Wakapolres Kudus, Kompol Rendi Johan Prasetyo menyampaikan, bahwa penanganan kasus Kekerasan terhadap pelajar tersebut masih dalam tahap pendalaman penyidikan.

“Insya Allah terkait dengan permasalahan Juvenile Delingquency yang terjadi baik tanggal (4/5/) maupun tanggal (8/5) sudah kami tangani dengan baik,” ujarnya pada Selasa, 12 Mei 2026.

belum berkomentar terkait kabar Pelaku Pembacokan Pelajar Kudus ditangkap tersebut. Ia hanya menyatakan,

Kompol Rendi menambahkan, bahwa saat ini polisi masih melakukan pendalaman pada kasus tersebut. Para pelaku diduga masih dibawah umur.

Saat ditanya mengenai penyebab pembacokan tersebut berkaitan dengan insiden tawuran yang terjadi sebelumnya, ia belum bisa menyampaikannya.

“Dua kasus kemarin baik yang 4 Mei 2026 (tawuran pelajar) maupun 8 Mei 2026 (dugaan pembacokan) sudah ditangani dengan baik, berikan kami waktu untuk melakukan pendalaman,” bebernya.

Ia juga menjelaskan, para pelaku pembacokan pelajar Kudus terindikasi di bawah umur. Karena itu, informasi selanjutnya akan disampaikan setelah rangkaian penyelidikan selesai dilakukan.

Menurutnya, kini kepolisian masih fokus menangani perkara yang sempat menggemparkan masyarakat Kudus itu. Masyarakat diminta untuk bersabar dan menghormati proses yang sedang berjalan.

”Ini penyelidikan, dan ini juga menyangkut anak-anak. Kita juga harus menjaga betul hak asasi anak-anak tersebut agat anak-anak tersebut secara hukum berjalan tapi secara sosial tetap kita tangani dengan baik,” jelasnya.
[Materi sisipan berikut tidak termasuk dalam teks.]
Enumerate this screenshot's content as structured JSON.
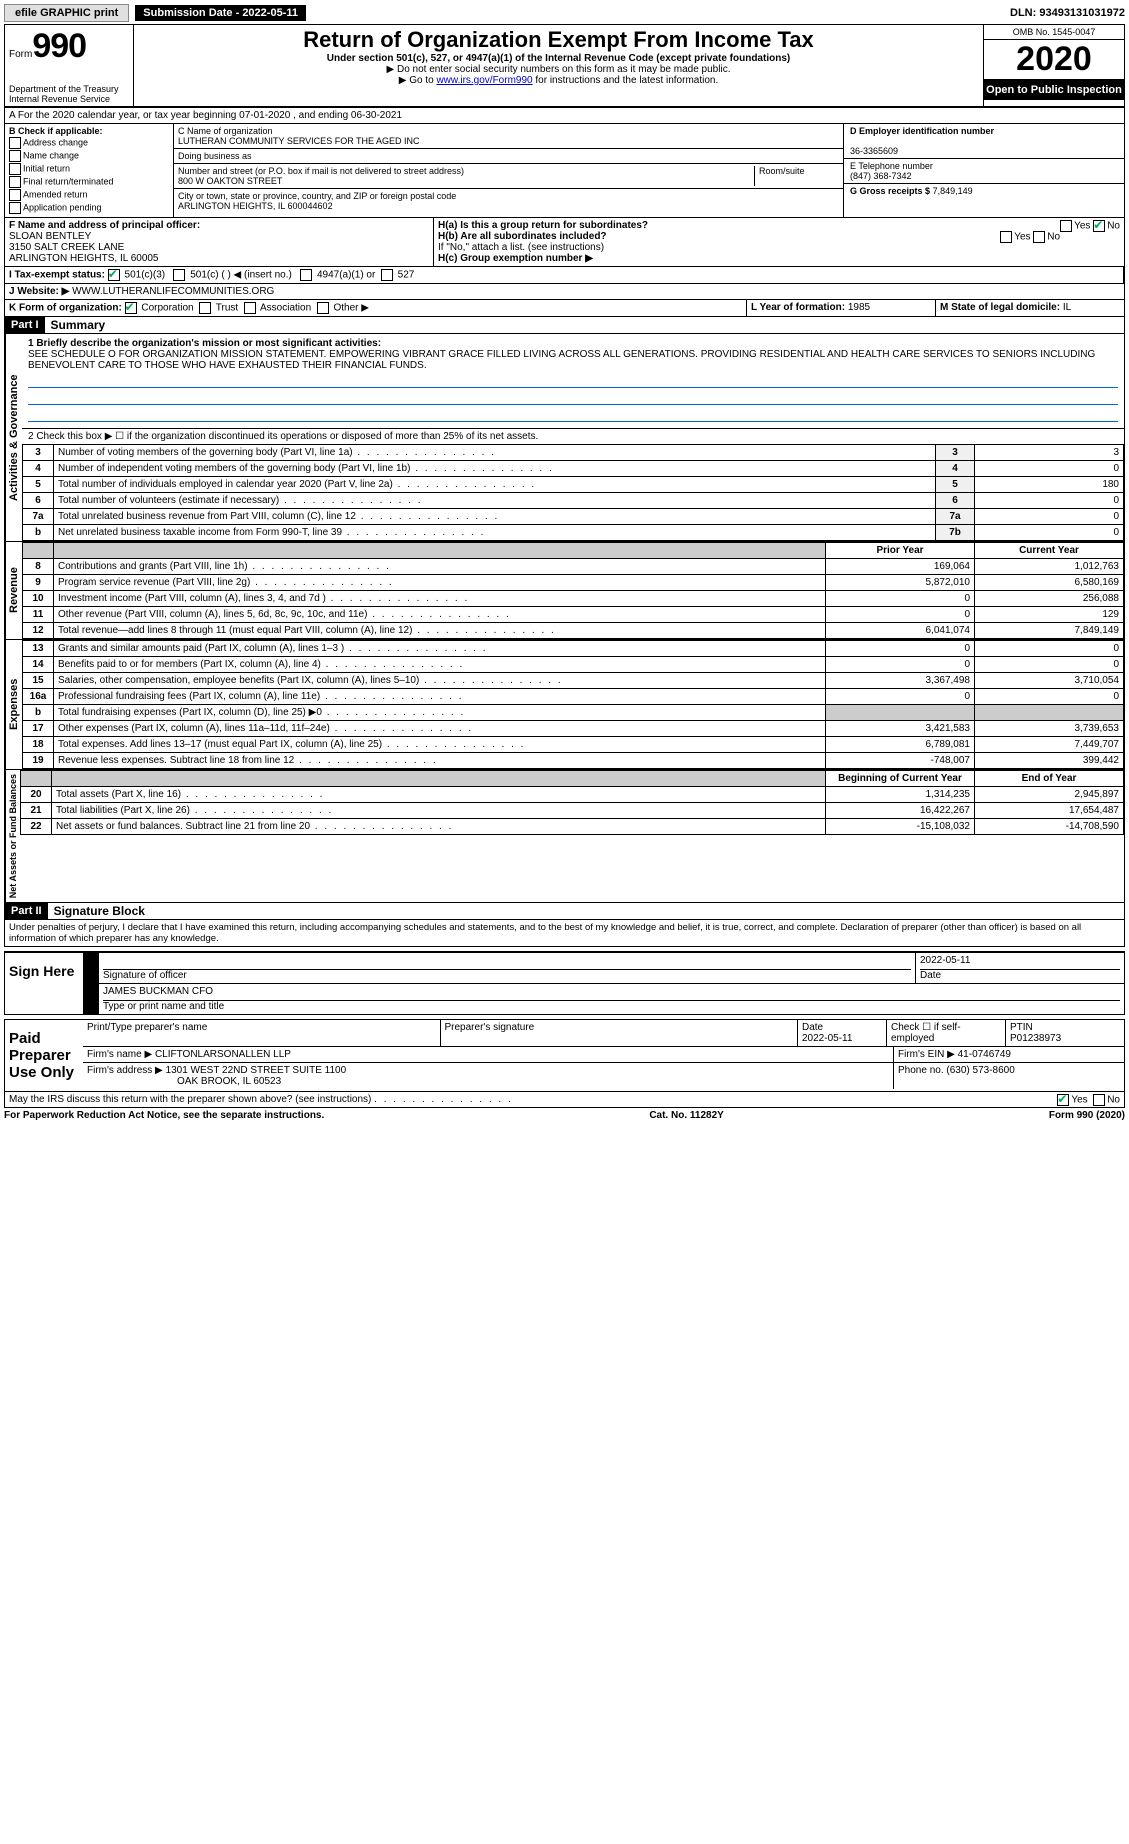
{
  "top": {
    "efile": "efile GRAPHIC print",
    "submission_label": "Submission Date - 2022-05-11",
    "dln": "DLN: 93493131031972"
  },
  "header": {
    "form_word": "Form",
    "form_num": "990",
    "dept": "Department of the Treasury\nInternal Revenue Service",
    "title": "Return of Organization Exempt From Income Tax",
    "subtitle": "Under section 501(c), 527, or 4947(a)(1) of the Internal Revenue Code (except private foundations)",
    "note1": "▶ Do not enter social security numbers on this form as it may be made public.",
    "note2_pre": "▶ Go to ",
    "note2_link": "www.irs.gov/Form990",
    "note2_post": " for instructions and the latest information.",
    "omb": "OMB No. 1545-0047",
    "year": "2020",
    "open": "Open to Public Inspection"
  },
  "period": "A For the 2020 calendar year, or tax year beginning 07-01-2020   , and ending 06-30-2021",
  "section_b": {
    "label": "B Check if applicable:",
    "items": [
      "Address change",
      "Name change",
      "Initial return",
      "Final return/terminated",
      "Amended return",
      "Application pending"
    ]
  },
  "section_c": {
    "name_label": "C Name of organization",
    "name": "LUTHERAN COMMUNITY SERVICES FOR THE AGED INC",
    "dba_label": "Doing business as",
    "dba": "",
    "street_label": "Number and street (or P.O. box if mail is not delivered to street address)",
    "room_label": "Room/suite",
    "street": "800 W OAKTON STREET",
    "city_label": "City or town, state or province, country, and ZIP or foreign postal code",
    "city": "ARLINGTON HEIGHTS, IL  600044602"
  },
  "section_d": {
    "label": "D Employer identification number",
    "value": "36-3365609"
  },
  "section_e": {
    "label": "E Telephone number",
    "value": "(847) 368-7342"
  },
  "section_g": {
    "label": "G Gross receipts $",
    "value": "7,849,149"
  },
  "section_f": {
    "label": "F Name and address of principal officer:",
    "name": "SLOAN BENTLEY",
    "addr1": "3150 SALT CREEK LANE",
    "addr2": "ARLINGTON HEIGHTS, IL  60005"
  },
  "section_h": {
    "ha_label": "H(a)  Is this a group return for subordinates?",
    "hb_label": "H(b)  Are all subordinates included?",
    "hb_note": "If \"No,\" attach a list. (see instructions)",
    "hc_label": "H(c)  Group exemption number ▶",
    "yes": "Yes",
    "no": "No"
  },
  "tax_status": {
    "label": "I  Tax-exempt status:",
    "opt1": "501(c)(3)",
    "opt2": "501(c) (   ) ◀ (insert no.)",
    "opt3": "4947(a)(1) or",
    "opt4": "527"
  },
  "website": {
    "label": "J  Website: ▶",
    "value": "WWW.LUTHERANLIFECOMMUNITIES.ORG"
  },
  "section_k": {
    "label": "K Form of organization:",
    "opts": [
      "Corporation",
      "Trust",
      "Association",
      "Other ▶"
    ]
  },
  "section_l": {
    "label": "L Year of formation:",
    "value": "1985"
  },
  "section_m": {
    "label": "M State of legal domicile:",
    "value": "IL"
  },
  "part1": {
    "header": "Part I",
    "title": "Summary",
    "line1_label": "1  Briefly describe the organization's mission or most significant activities:",
    "line1_text": "SEE SCHEDULE O FOR ORGANIZATION MISSION STATEMENT. EMPOWERING VIBRANT GRACE FILLED LIVING ACROSS ALL GENERATIONS. PROVIDING RESIDENTIAL AND HEALTH CARE SERVICES TO SENIORS INCLUDING BENEVOLENT CARE TO THOSE WHO HAVE EXHAUSTED THEIR FINANCIAL FUNDS.",
    "line2": "2   Check this box ▶ ☐  if the organization discontinued its operations or disposed of more than 25% of its net assets.",
    "gov_rows": [
      {
        "n": "3",
        "label": "Number of voting members of the governing body (Part VI, line 1a)",
        "box": "3",
        "val": "3"
      },
      {
        "n": "4",
        "label": "Number of independent voting members of the governing body (Part VI, line 1b)",
        "box": "4",
        "val": "0"
      },
      {
        "n": "5",
        "label": "Total number of individuals employed in calendar year 2020 (Part V, line 2a)",
        "box": "5",
        "val": "180"
      },
      {
        "n": "6",
        "label": "Total number of volunteers (estimate if necessary)",
        "box": "6",
        "val": "0"
      },
      {
        "n": "7a",
        "label": "Total unrelated business revenue from Part VIII, column (C), line 12",
        "box": "7a",
        "val": "0"
      },
      {
        "n": "b",
        "label": "Net unrelated business taxable income from Form 990-T, line 39",
        "box": "7b",
        "val": "0"
      }
    ],
    "prior_hdr": "Prior Year",
    "curr_hdr": "Current Year",
    "revenue_rows": [
      {
        "n": "8",
        "label": "Contributions and grants (Part VIII, line 1h)",
        "prior": "169,064",
        "curr": "1,012,763"
      },
      {
        "n": "9",
        "label": "Program service revenue (Part VIII, line 2g)",
        "prior": "5,872,010",
        "curr": "6,580,169"
      },
      {
        "n": "10",
        "label": "Investment income (Part VIII, column (A), lines 3, 4, and 7d )",
        "prior": "0",
        "curr": "256,088"
      },
      {
        "n": "11",
        "label": "Other revenue (Part VIII, column (A), lines 5, 6d, 8c, 9c, 10c, and 11e)",
        "prior": "0",
        "curr": "129"
      },
      {
        "n": "12",
        "label": "Total revenue—add lines 8 through 11 (must equal Part VIII, column (A), line 12)",
        "prior": "6,041,074",
        "curr": "7,849,149"
      }
    ],
    "expense_rows": [
      {
        "n": "13",
        "label": "Grants and similar amounts paid (Part IX, column (A), lines 1–3 )",
        "prior": "0",
        "curr": "0"
      },
      {
        "n": "14",
        "label": "Benefits paid to or for members (Part IX, column (A), line 4)",
        "prior": "0",
        "curr": "0"
      },
      {
        "n": "15",
        "label": "Salaries, other compensation, employee benefits (Part IX, column (A), lines 5–10)",
        "prior": "3,367,498",
        "curr": "3,710,054"
      },
      {
        "n": "16a",
        "label": "Professional fundraising fees (Part IX, column (A), line 11e)",
        "prior": "0",
        "curr": "0"
      },
      {
        "n": "b",
        "label": "Total fundraising expenses (Part IX, column (D), line 25) ▶0",
        "prior": "",
        "curr": ""
      },
      {
        "n": "17",
        "label": "Other expenses (Part IX, column (A), lines 11a–11d, 11f–24e)",
        "prior": "3,421,583",
        "curr": "3,739,653"
      },
      {
        "n": "18",
        "label": "Total expenses. Add lines 13–17 (must equal Part IX, column (A), line 25)",
        "prior": "6,789,081",
        "curr": "7,449,707"
      },
      {
        "n": "19",
        "label": "Revenue less expenses. Subtract line 18 from line 12",
        "prior": "-748,007",
        "curr": "399,442"
      }
    ],
    "na_hdr1": "Beginning of Current Year",
    "na_hdr2": "End of Year",
    "na_rows": [
      {
        "n": "20",
        "label": "Total assets (Part X, line 16)",
        "prior": "1,314,235",
        "curr": "2,945,897"
      },
      {
        "n": "21",
        "label": "Total liabilities (Part X, line 26)",
        "prior": "16,422,267",
        "curr": "17,654,487"
      },
      {
        "n": "22",
        "label": "Net assets or fund balances. Subtract line 21 from line 20",
        "prior": "-15,108,032",
        "curr": "-14,708,590"
      }
    ],
    "vtabs": {
      "gov": "Activities & Governance",
      "rev": "Revenue",
      "exp": "Expenses",
      "na": "Net Assets or Fund Balances"
    }
  },
  "part2": {
    "header": "Part II",
    "title": "Signature Block",
    "penalties": "Under penalties of perjury, I declare that I have examined this return, including accompanying schedules and statements, and to the best of my knowledge and belief, it is true, correct, and complete. Declaration of preparer (other than officer) is based on all information of which preparer has any knowledge.",
    "sign_here": "Sign Here",
    "sig_officer": "Signature of officer",
    "sig_date": "2022-05-11",
    "date_label": "Date",
    "officer_name": "JAMES BUCKMAN  CFO",
    "type_label": "Type or print name and title",
    "paid": "Paid Preparer Use Only",
    "print_label": "Print/Type preparer's name",
    "prep_sig_label": "Preparer's signature",
    "prep_date": "2022-05-11",
    "check_self": "Check ☐ if self-employed",
    "ptin_label": "PTIN",
    "ptin": "P01238973",
    "firm_name_label": "Firm's name    ▶",
    "firm_name": "CLIFTONLARSONALLEN LLP",
    "firm_ein_label": "Firm's EIN ▶",
    "firm_ein": "41-0746749",
    "firm_addr_label": "Firm's address ▶",
    "firm_addr1": "1301 WEST 22ND STREET SUITE 1100",
    "firm_addr2": "OAK BROOK, IL  60523",
    "phone_label": "Phone no.",
    "phone": "(630) 573-8600",
    "discuss": "May the IRS discuss this return with the preparer shown above? (see instructions)"
  },
  "footer": {
    "left": "For Paperwork Reduction Act Notice, see the separate instructions.",
    "mid": "Cat. No. 11282Y",
    "right_pre": "Form ",
    "right_num": "990",
    "right_post": " (2020)"
  }
}
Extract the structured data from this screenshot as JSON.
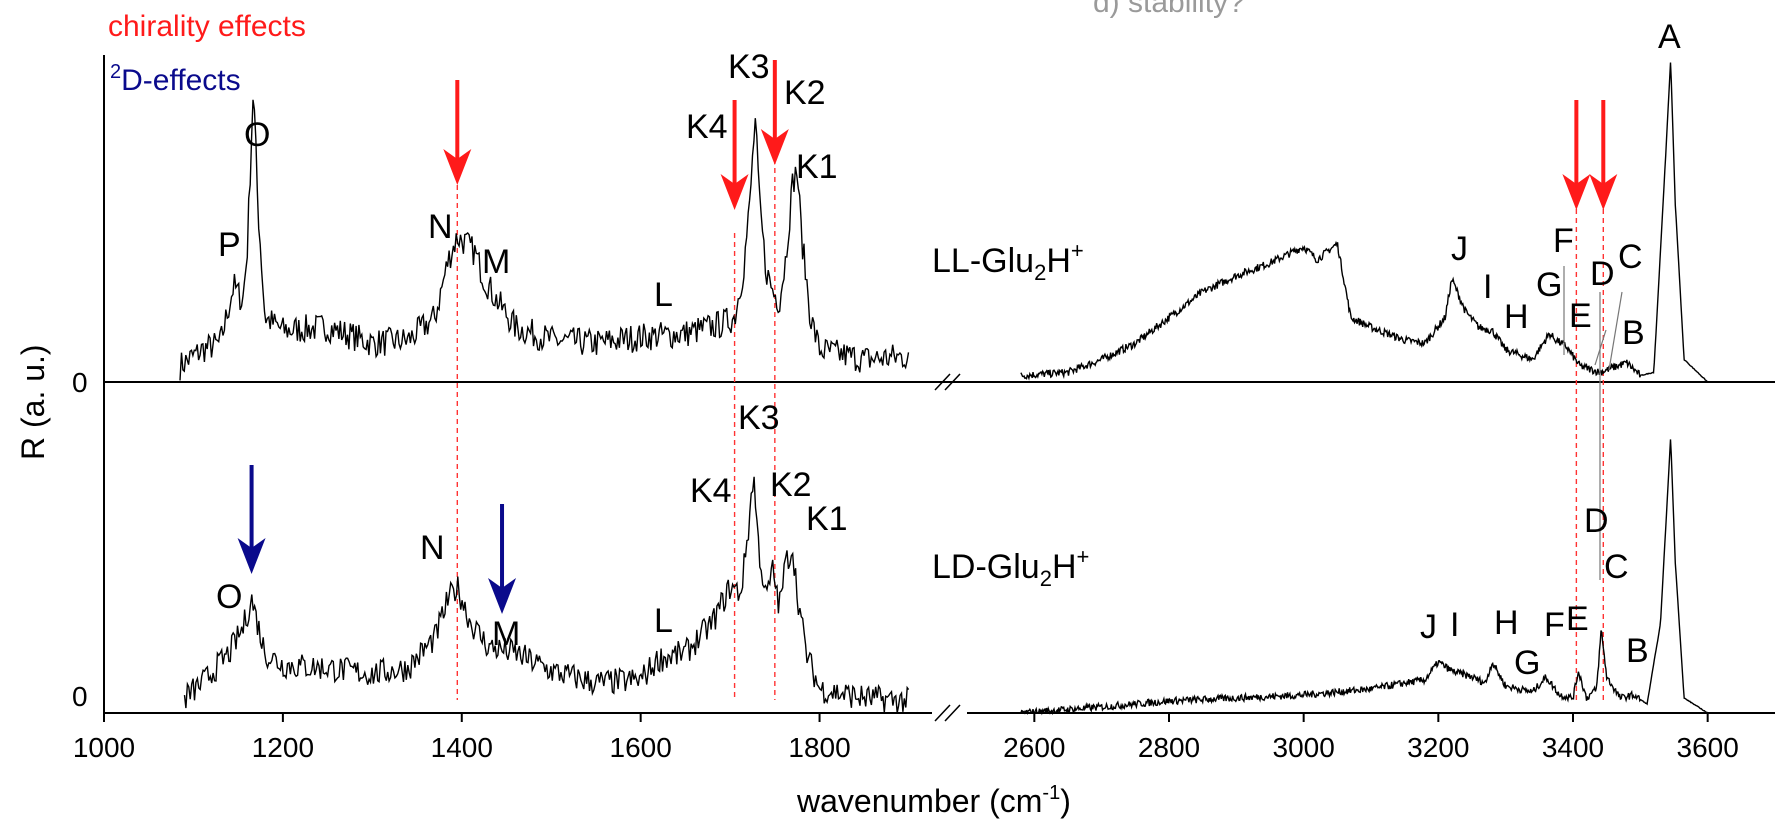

Kompol Rendi menegaskan, kepolisian bakal melakukan langkah-langkah antisipatif untuk mencegah kejadian serupa terulang kembali. Salah satunya berbentuk deklarasi damai pelajar SMA-SMK yang digelar pada Senin (11/5/2026) di SMA Negeri 2 Kudus.

Untuk mencegah kejadian serupa, Polres Kudus meningkatkan intensitas patroli di semlah titik yang dianggap rawan menjadi lokasi berkumpulnya pelajar. Upaya pencegahan juga dilakukan dengan melibatkan sekolah, pemerintah daerah, dan TNI.

“Kami tentunya akan mengintensifkan kegiatan patroli yang terarah sesuai data intelijen,” tegasnya.

Sebelumnya, pada Jumat (8/5/2026) lalu terjadi aksi dugaan pembacokan yang menimpa dua korban yakni MKN dan MZS di Jalan Bareng-Colo, Kudus. Keduanya saat itu sedang dalam perjalanan pulang dari sekolah.

Namun, sesampainya di tempat kejadian perkara, terdapat gerombolan remaja yang berjumlah enam orang menyerangnya.

Akibat insiden itu, korban MKN harus dirawat di RSUD dr Loekmono Hadi Kudus karena mengalami luka sobek di bagian punggung hingga melebar ke bahu sebelah kiri sepanjang 15 sentimeter.

Tepat pada empat hari sebelum aksi pembacokan pelajar Kudus, terjadi tawuran pelajar yang menggemparkan warga.